3) As described in the above b.7) as above, Lao AA has borrowed money from Lao CFC (FF account) since its establishment. The Lao CCC, while managing non-performing income out of the fishery products received from III, lent the expenses of Lao AA by means of lending it to, or directly transferring it to, the FF account. The audit report (Evidence A12, 25) made by the GGA with respect to, its own AEA (Evidence 12, 25) states that it bears the obligation of ○○ ○○ (U.S.). Comprehensively taking into account these circumstances, it can be recognized that it was reasonable for Lao AA to assume that it was a party to whom it was transferred or lent money to, the Plaintiff’s actual repayment of the money to, or the Plaintiff’s repayment of the money to, Lao AEM as otherwise alleged by the Defendant, as described in the c. e., the Plaintiff’s assertion that it was a party to the Plaintiff’s obligation to, and the Plaintiff’s actual repayment of money to, the JAJ account.
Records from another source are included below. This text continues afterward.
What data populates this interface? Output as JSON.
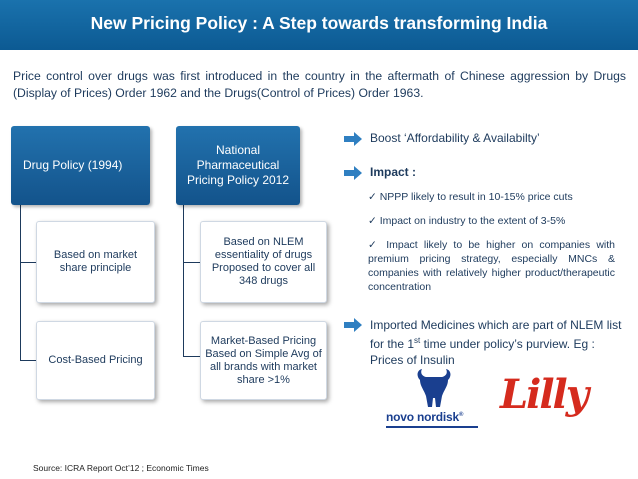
{
  "header": {
    "title": "New Pricing Policy  : A Step towards transforming India"
  },
  "intro": {
    "text": "Price control over drugs was first introduced in the country in the aftermath of Chinese aggression by Drugs (Display of Prices) Order 1962 and the Drugs(Control of Prices) Order 1963."
  },
  "left_column": {
    "title": "Drug Policy (1994)",
    "items": [
      "Based on market share principle",
      "Cost-Based Pricing"
    ]
  },
  "middle_column": {
    "title": "National Pharmaceutical Pricing Policy 2012",
    "items": [
      "Based on NLEM essentiality of drugs Proposed to cover all 348 drugs",
      "Market-Based Pricing Based on Simple Avg of all brands with market share >1%"
    ]
  },
  "right_column": {
    "boost": "Boost ‘Affordability & Availabilty’",
    "impact_label": "Impact :",
    "impacts": [
      "NPPP likely to result in 10-15% price cuts",
      "Impact on industry to the extent of 3-5%",
      "Impact likely to be higher on companies with premium pricing strategy, especially MNCs  & companies with relatively higher product/therapeutic concentration"
    ],
    "imported_pre": "Imported Medicines which are part of NLEM list for the 1",
    "imported_sup": "st",
    "imported_post": " time under policy’s  purview. Eg : Prices of Insulin"
  },
  "logos": {
    "novo": "novo nordisk",
    "novo_mark": "®",
    "lilly": "Lilly"
  },
  "source": "Source: ICRA Report Oct’12 ; Economic Times",
  "colors": {
    "header": "#1a72ad",
    "box": "#1b65a1",
    "text": "#1d3a5c",
    "lilly": "#d52b1e",
    "novo": "#1a3f8f"
  }
}
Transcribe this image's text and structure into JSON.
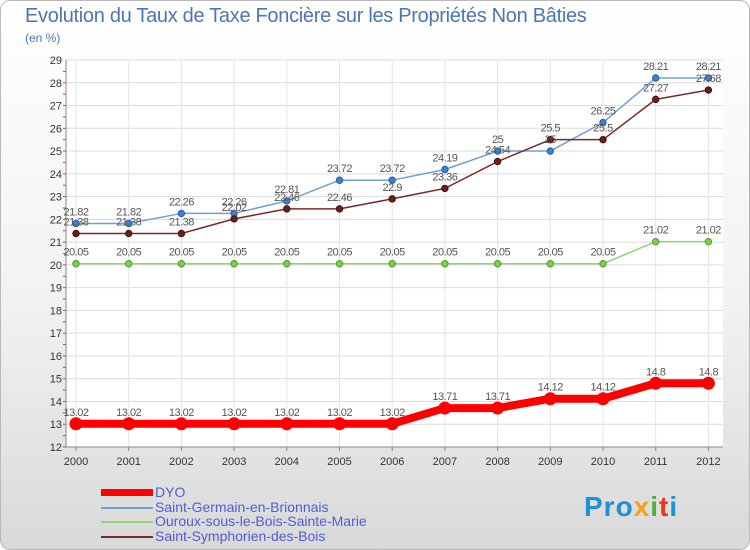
{
  "header": {
    "title": "Evolution du Taux de Taxe Foncière sur les Propriétés Non Bâties",
    "unit": "(en %)"
  },
  "logo": {
    "parts": [
      "Pro",
      "x",
      "i",
      "t",
      "i"
    ]
  },
  "chart_data": {
    "type": "line",
    "title": "Evolution du Taux de Taxe Foncière sur les Propriétés Non Bâties",
    "ylabel": "(en %)",
    "xlabel": "",
    "ylim": [
      12,
      29
    ],
    "yticks": [
      12,
      13,
      14,
      15,
      16,
      17,
      18,
      19,
      20,
      21,
      22,
      23,
      24,
      25,
      26,
      27,
      28,
      29
    ],
    "grid": true,
    "legend_position": "bottom-left",
    "categories": [
      "2000",
      "2001",
      "2002",
      "2003",
      "2004",
      "2005",
      "2006",
      "2007",
      "2008",
      "2009",
      "2010",
      "2011",
      "2012"
    ],
    "series": [
      {
        "name": "DYO",
        "color": "#ff0000",
        "values": [
          13.02,
          13.02,
          13.02,
          13.02,
          13.02,
          13.02,
          13.02,
          13.71,
          13.71,
          14.12,
          14.12,
          14.8,
          14.8
        ],
        "labels": [
          "13.02",
          "13.02",
          "13.02",
          "13.02",
          "13.02",
          "13.02",
          "13.02",
          "13.71",
          "13.71",
          "14.12",
          "14.12",
          "14.8",
          "14.8"
        ]
      },
      {
        "name": "Saint-Germain-en-Brionnais",
        "color": "#6f9fd8",
        "values": [
          21.82,
          21.82,
          22.26,
          22.26,
          22.81,
          23.72,
          23.72,
          24.19,
          25,
          25,
          26.25,
          28.21,
          28.21
        ],
        "labels": [
          "21.82",
          "21.82",
          "22.26",
          "22.26",
          "22.81",
          "23.72",
          "23.72",
          "24.19",
          "25",
          "25",
          "26.25",
          "28.21",
          "28.21"
        ]
      },
      {
        "name": "Ouroux-sous-le-Bois-Sainte-Marie",
        "color": "#8fd66e",
        "values": [
          20.05,
          20.05,
          20.05,
          20.05,
          20.05,
          20.05,
          20.05,
          20.05,
          20.05,
          20.05,
          20.05,
          21.02,
          21.02
        ],
        "labels": [
          "20.05",
          "20.05",
          "20.05",
          "20.05",
          "20.05",
          "20.05",
          "20.05",
          "20.05",
          "20.05",
          "20.05",
          "20.05",
          "21.02",
          "21.02"
        ]
      },
      {
        "name": "Saint-Symphorien-des-Bois",
        "color": "#7a2a2a",
        "values": [
          21.38,
          21.38,
          21.38,
          22.02,
          22.46,
          22.46,
          22.9,
          23.36,
          24.54,
          25.5,
          25.5,
          27.27,
          27.68
        ],
        "labels": [
          "21.38",
          "21.38",
          "21.38",
          "22.02",
          "22.46",
          "22.46",
          "22.9",
          "23.36",
          "24.54",
          "25.5",
          "25.5",
          "27.27",
          "27.68"
        ]
      }
    ]
  }
}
4) The Plaintiff reported to the RH and paid the transfer income tax after reporting to the Russian tax authorities on the ○○ Manbable which received by transferring the shares to HH. The Plaintiff received 100% of the shares of HA from the GG from the GG to the ○○○○○○○, and then received the said shares from the GG’s account after having transferred the shares of 100% to the GG, but he received the said shares to the III account, the Plaintiff evaded the transfer income tax by fraudulent or other unlawful means, such as undermining the transfer income tax or undermining AAA’s loan obligations to the III, as if the Russ were to reduce the transfer income tax, or to conceal the loan obligations to the H.,” In the case where the Plaintiff files an accusation, 20 x 26 x June 26, 200 x 20 x 20 x 11 28.11.

4. Conclusion

It is so decided as per Disposition, as the claim of this case is with merit.